Unveiling Incomplete Modality Brain Tumor Segmentation: Leveraging Masked Predicted Auto-Encoder and Divergence Learning
Zhongao Sun, Jiameng Li, Yuhan Wang, Jiarong Cheng, Qing Zhou, Chun Li
TL;DR
The work tackles incomplete multimodal brain tumor segmentation in multi-modal MRI by introducing a masked predicted auto-encoder pre-training scheme and Hölder-divergence-based knowledge distillation, built on a 3D Swin Transformer backbone. It enables learning robust representations from incomplete data and effectively transfers knowledge from full-modality teachers to missing-modality students via a $D_alpha^H(p:q)$-based loss.

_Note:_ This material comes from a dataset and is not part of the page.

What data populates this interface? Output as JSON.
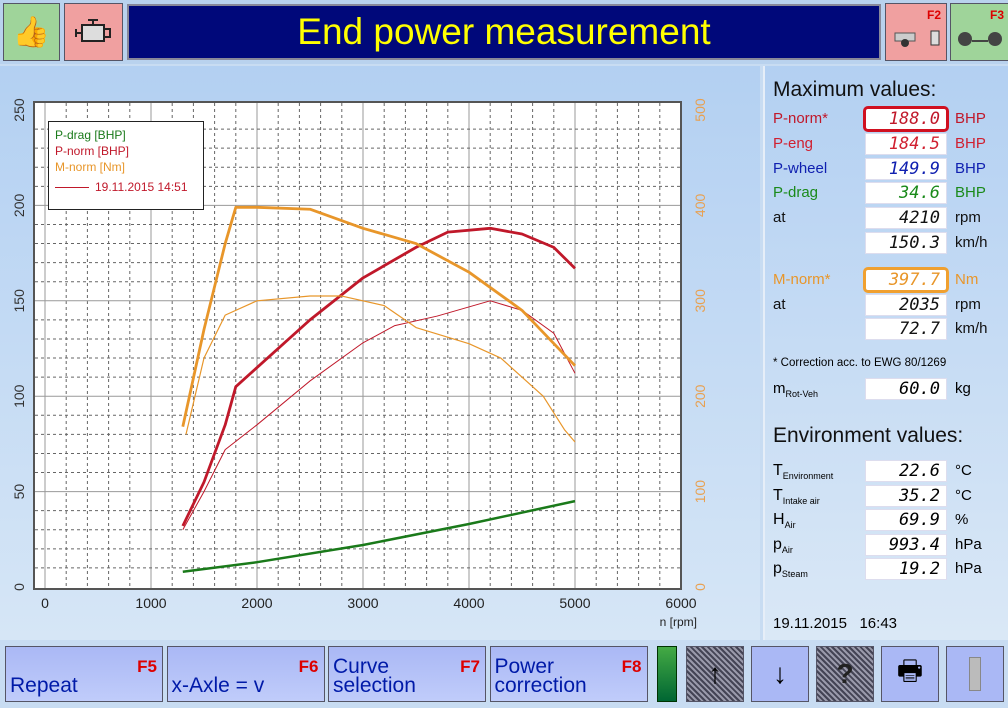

Empirical results on BraTS2018 and BraTS2020 demonstrate state-of-the-art performance across missing modality scenarios, with particular strength when multiple modalities are absent, albeit with increased training complexity and sensitivity to hyperparameters. This approach offers a practical, robust direction for clinical pipelines where data completeness cannot be guaranteed."
Abstract
Brain tumor segmentation remains a significant challenge, particularly in the context of multi-modal magnetic resonance imaging (MRI) where missing modality images are common in clinical settings, leading to reduced segmentation accuracy. To address this issue, we propose a novel strategy, which is called masked predicted pre-training, enabling robust feature learning from incomplete modality data. Additionally, in the fine-tuning phase, we utilize a knowledge distillation technique to align features between complete and missing modality data, simultaneously enhancing model robustness. Notably, we leverage the Holder pseudo-divergence instead of the KLD for distillation loss, offering improve mathematical interpretability and properties. Extensive experiments on the BRATS2018 and BRATS2020 datasets demonstrate significant performance enhancements compared to existing state-of-the-art methods.